RedToothBrush · 20/08/2018 08:44

It seems MPs don't like Brexit red tape and the extra work it creates.

Westminstenders: Summer Season
OP posts:
Cailleach1 · 20/08/2018 08:49

I don't know what will happen. The EU may keep things in place to prevent the disaster the UK seems to be insisting is their only acceptable option. The EU may as well pack up if the four pillars are not required obligations for the full privilege package wrt UK as a whole. Of course, this is exactly what the headbangers would like.

The stumbling block is the British gov't (or their string pullers) don't want the CS/SM scenario. Certainly if they have obligations for those privileges. Why would the EU27 adhere to obligations if the UK gets to cherry pick? And I don't think the EU wants to collapse, even to benefit the UK.

Cailleach1 · 20/08/2018 08:50

CU/SM....

Peregrina · 20/08/2018 08:57

I do think that if it wasn't for May's agreement with the DUP, the Govt would have pulled the plug on NI by now. On the other hand, which PM wants to be the one who is blamed for the break up of the United Kingdom? Even if they manage to pass the buck and blame the EU/RoI/Uncle Tom Cobbley and all.....

Motheroffourdragons · 20/08/2018 09:04

This reply has been withdrawn

This has been withdrawn by MNHQ on behalf of the poster.

borntobequiet · 20/08/2018 09:38

I've though for a while that as our EU friends are so taken with "having your cake and eating it" - which they seem to like saying with no hint of sarcasm - they should be introduced to "cutting off your nose to spite your face". I can just imagine it being said by M. Barnier with a long-suffering look on his face.

Buteo · 20/08/2018 10:13

2. Hard brexit and a permanent border in Ireland - what that means for the future is anybody's guess.

Except - Parliament has already agreed that there can’t be any kind of border, and has voted it into UK law:

EU (Withdrawal) Act 2018, section 10:

(2)Nothing in section 8, 9 or 23(1) or (6) of this Act authorises regulations which—

(b) create or facilitate border arrangements between Northern Ireland and the Republic of Ireland after exit day which feature physical infrastructure, including border posts, or checks and controls, that did not exist before exit day and are not in accordance with an agreement between the United Kingdom and the EU.

Motheroffourdragons · 20/08/2018 10:41

This reply has been withdrawn

This has been withdrawn by MNHQ on behalf of the poster.

Buteo · 20/08/2018 10:56

Let’s hope - a Norway+ deal would be the least harmful option. Add in a controlled FOM (ie instigate the 3 month rule that had always been available) and I think most people could live with it.

DGRossetti · 20/08/2018 11:06

Let’s hope - a Norway+ deal would be the least harmful option. Add in a controlled FOM (ie instigate the 3 month rule that had always been available) and I think most people could live with it.

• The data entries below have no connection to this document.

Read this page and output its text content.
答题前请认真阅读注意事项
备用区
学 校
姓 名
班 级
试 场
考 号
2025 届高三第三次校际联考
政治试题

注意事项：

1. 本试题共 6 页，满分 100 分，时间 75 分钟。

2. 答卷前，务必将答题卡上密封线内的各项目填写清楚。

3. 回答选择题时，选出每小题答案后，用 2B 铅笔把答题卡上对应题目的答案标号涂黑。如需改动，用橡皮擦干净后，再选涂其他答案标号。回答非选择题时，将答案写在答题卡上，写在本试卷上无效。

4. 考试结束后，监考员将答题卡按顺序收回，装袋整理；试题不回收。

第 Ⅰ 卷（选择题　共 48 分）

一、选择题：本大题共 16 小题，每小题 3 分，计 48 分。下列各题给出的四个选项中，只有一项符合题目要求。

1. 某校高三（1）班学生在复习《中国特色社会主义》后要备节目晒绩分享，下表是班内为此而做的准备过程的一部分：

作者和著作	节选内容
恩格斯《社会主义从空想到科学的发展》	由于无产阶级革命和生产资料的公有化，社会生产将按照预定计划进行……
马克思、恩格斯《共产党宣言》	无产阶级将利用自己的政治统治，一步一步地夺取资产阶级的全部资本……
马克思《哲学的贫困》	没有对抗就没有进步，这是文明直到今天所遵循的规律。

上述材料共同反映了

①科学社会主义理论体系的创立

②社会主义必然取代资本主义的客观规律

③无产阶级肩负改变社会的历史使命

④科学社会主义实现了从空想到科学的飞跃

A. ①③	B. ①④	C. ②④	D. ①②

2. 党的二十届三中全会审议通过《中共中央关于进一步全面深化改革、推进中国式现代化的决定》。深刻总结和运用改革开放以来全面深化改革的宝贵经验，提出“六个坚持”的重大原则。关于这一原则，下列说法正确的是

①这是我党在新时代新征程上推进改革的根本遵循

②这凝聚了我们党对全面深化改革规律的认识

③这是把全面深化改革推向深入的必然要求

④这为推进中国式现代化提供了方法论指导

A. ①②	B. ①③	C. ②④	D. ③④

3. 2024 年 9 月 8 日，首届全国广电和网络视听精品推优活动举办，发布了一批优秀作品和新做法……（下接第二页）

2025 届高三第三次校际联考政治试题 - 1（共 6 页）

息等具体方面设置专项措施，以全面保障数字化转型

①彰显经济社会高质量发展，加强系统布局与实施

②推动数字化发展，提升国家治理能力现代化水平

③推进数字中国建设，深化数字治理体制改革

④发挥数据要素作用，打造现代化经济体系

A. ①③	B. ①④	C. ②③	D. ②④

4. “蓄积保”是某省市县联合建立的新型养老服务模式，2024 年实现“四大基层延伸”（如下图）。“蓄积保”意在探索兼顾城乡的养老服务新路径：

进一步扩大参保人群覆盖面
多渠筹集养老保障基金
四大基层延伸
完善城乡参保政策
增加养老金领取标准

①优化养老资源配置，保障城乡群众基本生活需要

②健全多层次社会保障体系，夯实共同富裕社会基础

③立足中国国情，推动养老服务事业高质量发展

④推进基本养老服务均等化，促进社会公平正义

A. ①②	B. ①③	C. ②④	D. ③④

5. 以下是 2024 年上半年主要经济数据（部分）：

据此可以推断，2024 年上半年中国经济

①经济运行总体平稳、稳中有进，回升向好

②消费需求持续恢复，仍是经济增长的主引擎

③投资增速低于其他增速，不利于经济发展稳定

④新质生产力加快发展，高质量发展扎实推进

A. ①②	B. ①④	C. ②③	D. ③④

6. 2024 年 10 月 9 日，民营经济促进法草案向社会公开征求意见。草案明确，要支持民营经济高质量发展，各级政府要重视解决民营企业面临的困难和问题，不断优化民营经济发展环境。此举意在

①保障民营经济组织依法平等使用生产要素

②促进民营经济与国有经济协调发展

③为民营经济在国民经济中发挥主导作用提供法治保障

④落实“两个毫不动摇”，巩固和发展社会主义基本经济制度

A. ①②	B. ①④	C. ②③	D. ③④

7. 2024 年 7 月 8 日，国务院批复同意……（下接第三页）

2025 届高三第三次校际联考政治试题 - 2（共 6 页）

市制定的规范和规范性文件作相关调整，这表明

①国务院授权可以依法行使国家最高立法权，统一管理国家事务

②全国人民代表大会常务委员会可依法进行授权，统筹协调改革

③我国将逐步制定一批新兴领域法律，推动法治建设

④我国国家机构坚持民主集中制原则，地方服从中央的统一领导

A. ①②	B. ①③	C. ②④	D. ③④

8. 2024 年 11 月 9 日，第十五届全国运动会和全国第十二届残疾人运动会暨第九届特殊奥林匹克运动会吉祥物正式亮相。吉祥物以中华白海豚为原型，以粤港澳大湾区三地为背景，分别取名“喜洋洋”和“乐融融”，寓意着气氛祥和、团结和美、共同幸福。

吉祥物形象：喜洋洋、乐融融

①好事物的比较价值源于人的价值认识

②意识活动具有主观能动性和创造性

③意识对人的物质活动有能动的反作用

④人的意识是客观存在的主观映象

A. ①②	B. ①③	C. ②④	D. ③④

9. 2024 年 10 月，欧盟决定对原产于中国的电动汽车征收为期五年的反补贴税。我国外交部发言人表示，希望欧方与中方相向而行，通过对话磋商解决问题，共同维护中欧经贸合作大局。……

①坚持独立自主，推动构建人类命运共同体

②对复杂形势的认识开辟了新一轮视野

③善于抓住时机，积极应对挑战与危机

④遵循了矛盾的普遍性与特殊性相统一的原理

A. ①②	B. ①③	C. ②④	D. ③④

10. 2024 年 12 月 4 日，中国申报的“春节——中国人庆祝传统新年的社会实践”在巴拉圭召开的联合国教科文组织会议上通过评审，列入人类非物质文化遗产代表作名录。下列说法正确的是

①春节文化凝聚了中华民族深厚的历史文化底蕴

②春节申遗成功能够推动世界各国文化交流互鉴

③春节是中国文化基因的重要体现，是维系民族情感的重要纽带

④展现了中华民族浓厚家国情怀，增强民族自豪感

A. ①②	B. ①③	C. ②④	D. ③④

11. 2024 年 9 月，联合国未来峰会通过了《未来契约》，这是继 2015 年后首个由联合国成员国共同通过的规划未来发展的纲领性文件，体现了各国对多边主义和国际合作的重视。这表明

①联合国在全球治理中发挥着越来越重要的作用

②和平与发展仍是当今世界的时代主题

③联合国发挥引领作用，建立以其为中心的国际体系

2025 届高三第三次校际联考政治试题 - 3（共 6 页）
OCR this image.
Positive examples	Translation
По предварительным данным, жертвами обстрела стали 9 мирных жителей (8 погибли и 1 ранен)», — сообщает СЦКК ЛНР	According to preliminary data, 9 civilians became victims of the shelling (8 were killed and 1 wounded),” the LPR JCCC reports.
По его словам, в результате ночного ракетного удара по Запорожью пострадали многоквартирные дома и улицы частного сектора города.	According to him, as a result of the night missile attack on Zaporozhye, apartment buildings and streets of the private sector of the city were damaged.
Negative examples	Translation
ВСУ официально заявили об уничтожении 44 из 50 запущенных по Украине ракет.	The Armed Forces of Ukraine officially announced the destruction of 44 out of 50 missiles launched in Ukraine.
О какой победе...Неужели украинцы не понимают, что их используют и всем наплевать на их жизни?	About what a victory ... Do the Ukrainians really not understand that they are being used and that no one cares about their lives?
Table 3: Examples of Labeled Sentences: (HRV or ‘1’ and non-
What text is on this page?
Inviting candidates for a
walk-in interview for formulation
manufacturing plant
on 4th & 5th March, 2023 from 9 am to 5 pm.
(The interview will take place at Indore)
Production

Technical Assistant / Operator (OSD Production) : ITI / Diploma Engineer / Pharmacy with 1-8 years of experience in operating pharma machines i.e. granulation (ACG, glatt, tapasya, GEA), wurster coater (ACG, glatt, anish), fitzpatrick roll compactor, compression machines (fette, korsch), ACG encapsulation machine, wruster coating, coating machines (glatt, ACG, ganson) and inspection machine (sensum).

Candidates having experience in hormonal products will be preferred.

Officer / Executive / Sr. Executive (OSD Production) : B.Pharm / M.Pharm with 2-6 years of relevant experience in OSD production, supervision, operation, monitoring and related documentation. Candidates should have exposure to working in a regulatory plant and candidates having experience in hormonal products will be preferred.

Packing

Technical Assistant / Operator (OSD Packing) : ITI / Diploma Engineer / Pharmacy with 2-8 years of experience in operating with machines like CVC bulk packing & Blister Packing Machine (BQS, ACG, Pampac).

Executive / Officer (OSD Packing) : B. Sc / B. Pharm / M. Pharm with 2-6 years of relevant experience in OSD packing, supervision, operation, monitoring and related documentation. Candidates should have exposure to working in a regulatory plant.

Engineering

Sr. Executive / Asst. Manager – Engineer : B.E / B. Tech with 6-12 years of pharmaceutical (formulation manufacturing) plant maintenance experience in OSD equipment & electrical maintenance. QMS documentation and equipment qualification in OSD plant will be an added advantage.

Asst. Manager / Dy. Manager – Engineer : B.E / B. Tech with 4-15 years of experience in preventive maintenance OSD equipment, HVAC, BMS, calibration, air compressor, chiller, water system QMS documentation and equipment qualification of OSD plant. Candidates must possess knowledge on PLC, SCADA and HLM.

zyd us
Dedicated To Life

Has no one been paying attention for the past 2 years ?

"They" aren't looking for a Brexit "most people can live with". If that was all that we needed, we'd be in our second year of being out of the EU.

"They" are looking for a Brexit which delivers what they want. No FOM. No ECJ. No ECHR. That's the starting point. And any form of Brexit which doesn't deliver that isn't "Brexit" for the JRMs of this world.